Importante canonizzazione da non tenere a mente
Google fornisce una serie di linee guida generali per aiutare i professionisti del marketing a evitare errori comuni con la canonizzazione. Ecco un breve riassunto:
- Non utilizzare il file robots.txt.
- Non utilizzare nemmeno lo strumento di rimozione degli URL, altrimenti rimuoverai tutte le versioni dell'URL dalla Ricerca.
- Non designare due pagine canoniche.
- Non utilizzare noindex per impedire a Google di rendere canonica la pagina sbagliata.
Alcuni altri suggerimenti chiave per la canonizzazione
Nella maggior parte dei casi, Google preferisce la versione HTTPS di una pagina rispetto all'HTTP per quella canonica.
Se hai problemi con la tua strategia di canonizzazione, puoi fare riferimento alla Guida alla risoluzione dei problemi di Google per assistenza.
Alternative di marca multi-posizione per duplicare i contenuti
Google offre una serie di soluzioni tecniche e promemoria nella sua documentazione per sviluppatori per aiutare a risolvere i problemi relativi ai contenuti duplicati. Oltre a gestire meglio la tua SEO tecnica, i marchi possono anche lavorare per aumentare il volume dei contenuti originali nel tempo.
Usa un controllo dei contenuti duplicati per identificare le opportunità
Strumenti come Grammarly, Copyscape e Siteliner possono aiutare a cercare e individuare contenuti duplicati su più domini. Se altri stanno duplicando i contenuti del tuo marchio senza autorizzazione e non riescono a rimuoverli quando richiesto, puoi presentare una richiesta di rimozione DCMA. Puoi individuare opportunità qui per aggiungere varietà alle descrizioni dei prodotti, alle pagine locali e altro ancora.
Sostituisci il testo di Boilerplate su pagine ed elenchi locali

Esempio di attività di caffè con più sedi e pagine di destinazione locali per ciascuna sede.
Mentre una descrizione dell'attività standard può farti diventare operativo rapidamente, i contenuti iperlocali aiuteranno ciascuna delle tue sedi a classificarsi meglio nel tempo. I profili aziendali di Google e le pagine locali sono entrambe ottime opportunità per migliorare il posizionamento nei risultati di ricerca e convertire meglio i ricercatori con informazioni complete e uniche su quella specifica località.

Utilizzando un sistema di gestione dei contenuti progettato specificamente per i marchi aziendali, puoi consentire ai gestori locali di creare questo ricco contenuto locale pur mantenendo i controlli del marchio. Le autorizzazioni utente e un flusso di lavoro integrato per descrizioni originali e altri nuovi contenuti assicurano che i professionisti del marketing a livello di marchio possano assistere le sedi con i controlli editoriali.

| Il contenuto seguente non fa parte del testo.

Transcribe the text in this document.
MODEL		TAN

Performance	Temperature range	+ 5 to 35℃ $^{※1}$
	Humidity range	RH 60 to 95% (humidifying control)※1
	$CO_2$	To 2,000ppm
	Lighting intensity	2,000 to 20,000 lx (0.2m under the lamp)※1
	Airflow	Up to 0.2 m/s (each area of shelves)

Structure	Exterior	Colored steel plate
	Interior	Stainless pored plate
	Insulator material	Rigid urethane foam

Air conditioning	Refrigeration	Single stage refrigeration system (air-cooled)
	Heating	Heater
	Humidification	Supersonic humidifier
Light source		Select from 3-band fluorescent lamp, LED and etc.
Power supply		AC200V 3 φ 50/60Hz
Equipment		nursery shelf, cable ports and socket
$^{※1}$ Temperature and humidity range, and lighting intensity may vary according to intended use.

Incorpora l'UGC specifico per località nelle pagine locali
Testimonianze, recensioni dei clienti e foto dei clienti con testo alternativo descrittivo sono solo alcuni esempi di contenuti generati dagli utenti che possono essere utilizzati come contenuti originali sulle pagine di destinazione locali. Utilizzando il campo del sito web nel profilo dell'attività Google di ciascuna sede, indirizza gli utenti a una pagina locale con informazioni complete e convincenti che generano conversioni.

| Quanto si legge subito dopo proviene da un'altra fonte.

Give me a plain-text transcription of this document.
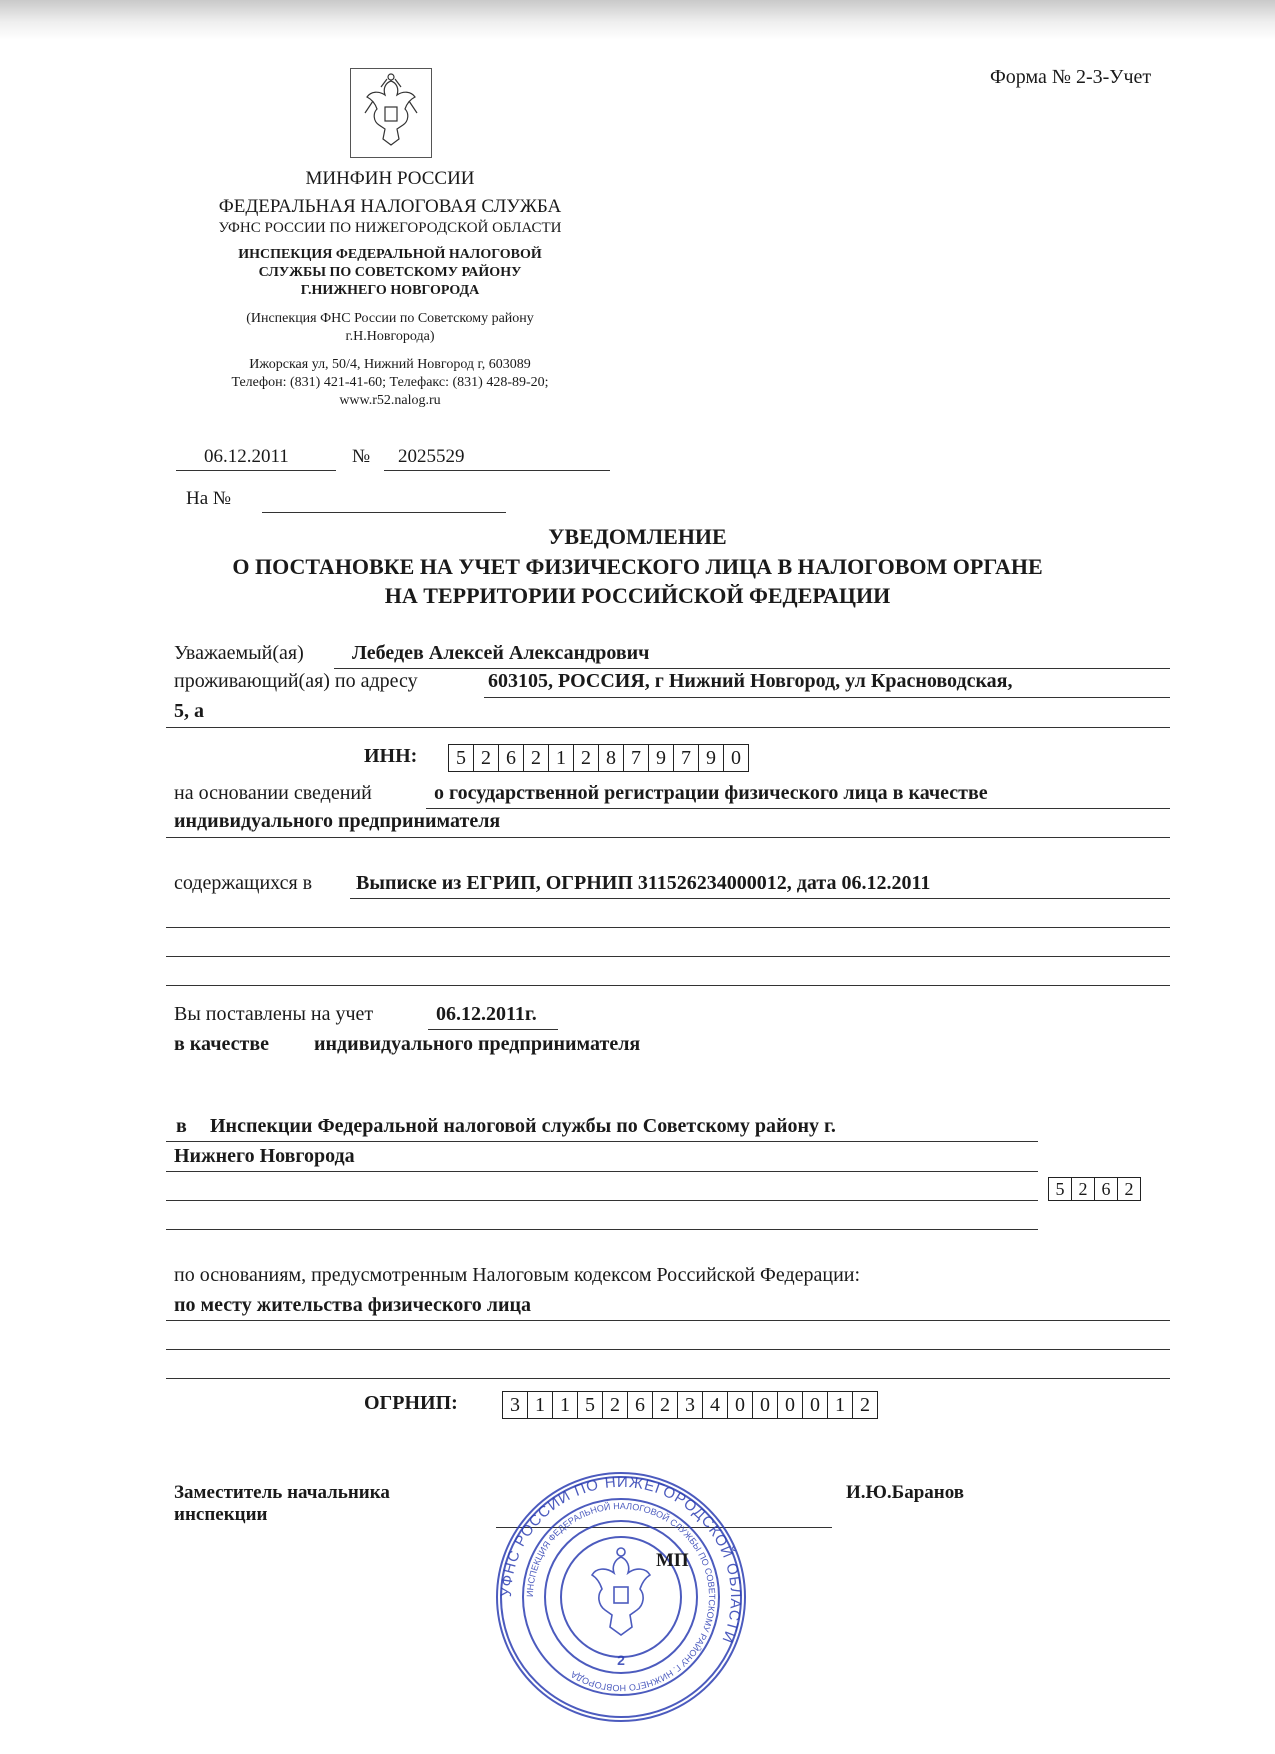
Форма № 2-3-Учет
МИНФИН РОССИИ
ФЕДЕРАЛЬНАЯ НАЛОГОВАЯ СЛУЖБА
УФНС РОССИИ ПО НИЖЕГОРОДСКОЙ ОБЛАСТИ
ИНСПЕКЦИЯ ФЕДЕРАЛЬНОЙ НАЛОГОВОЙ
СЛУЖБЫ ПО СОВЕТСКОМУ РАЙОНУ
Г.НИЖНЕГО НОВГОРОДА
(Инспекция ФНС России по Советскому району
г.Н.Новгорода)
Ижорская ул, 50/4, Нижний Новгород г, 603089
Телефон: (831) 421-41-60; Телефакс: (831) 428-89-20;
www.r52.nalog.ru
06.12.2011	№ 2025529
На №
УВЕДОМЛЕНИЕ
О ПОСТАНОВКЕ НА УЧЕТ ФИЗИЧЕСКОГО ЛИЦА В НАЛОГОВОМ ОРГАНЕ
НА ТЕРРИТОРИИ РОССИЙСКОЙ ФЕДЕРАЦИИ
Уважаемый(ая) Лебедев Алексей Александрович
проживающий(ая) по адресу	603105, РОССИЯ, г Нижний Новгород, ул Красноводская,
5, а
ИНН:	5 2 6 2 1 2 8 7 9 7 9 0
на основании сведений	о государственной регистрации физического лица в качестве
индивидуального предпринимателя
содержащихся в Выписке из ЕГРИП, ОГРНИП 311526234000012, дата 06.12.2011
Вы поставлены на учет	06.12.2011г.
в качестве индивидуального предпринимателя
в Инспекции Федеральной налоговой службы по Советскому району г.
Нижнего Новгорода
5 2 6 2
по основаниям, предусмотренным Налоговым кодексом Российской Федерации:
по месту жительства физического лица
ОГРНИП:	3 1 1 5 2 6 2 3 4 0 0 0 0 1 2
Заместитель начальника
инспекции
И.Ю.Баранов
УФНС РОССИИ ПО НИЖЕГОРОДСКОЙ ОБЛАСТИ
ИНСПЕКЦИЯ ФЕДЕРАЛЬНОЙ НАЛОГОВОЙ СЛУЖБЫ ПО СОВЕТСКОМУ РАЙОНУ Г. НИЖНЕГО НОВГОРОДА
2
МП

L'ottimizzazione di queste pagine con UGC può anche aiutarli a ottenere un ranking di ricerca più elevato da soli. Lavorare per diversificare nel tempo i contenuti di ciascuna posizione può aiutare a combattere i problemi di duplicazione comuni e migliorare il posizionamento sui motori di ricerca anche nei mercati più competitivi. Il fatto che sia ottimo anche per l'esperienza dell'utente è la ciliegina sulla torta.
Hai bisogno di aiuto per creare contenuti personalizzati per ciascuna delle tue pagine di destinazione locali per assicurarti di avere le migliori possibilità di migliorare il tuo posizionamento nei risultati di ricerca? Contatta Rio SEO oggi per assicurarti di fornire ai tuoi potenziali clienti la migliore esperienza di ricerca possibile.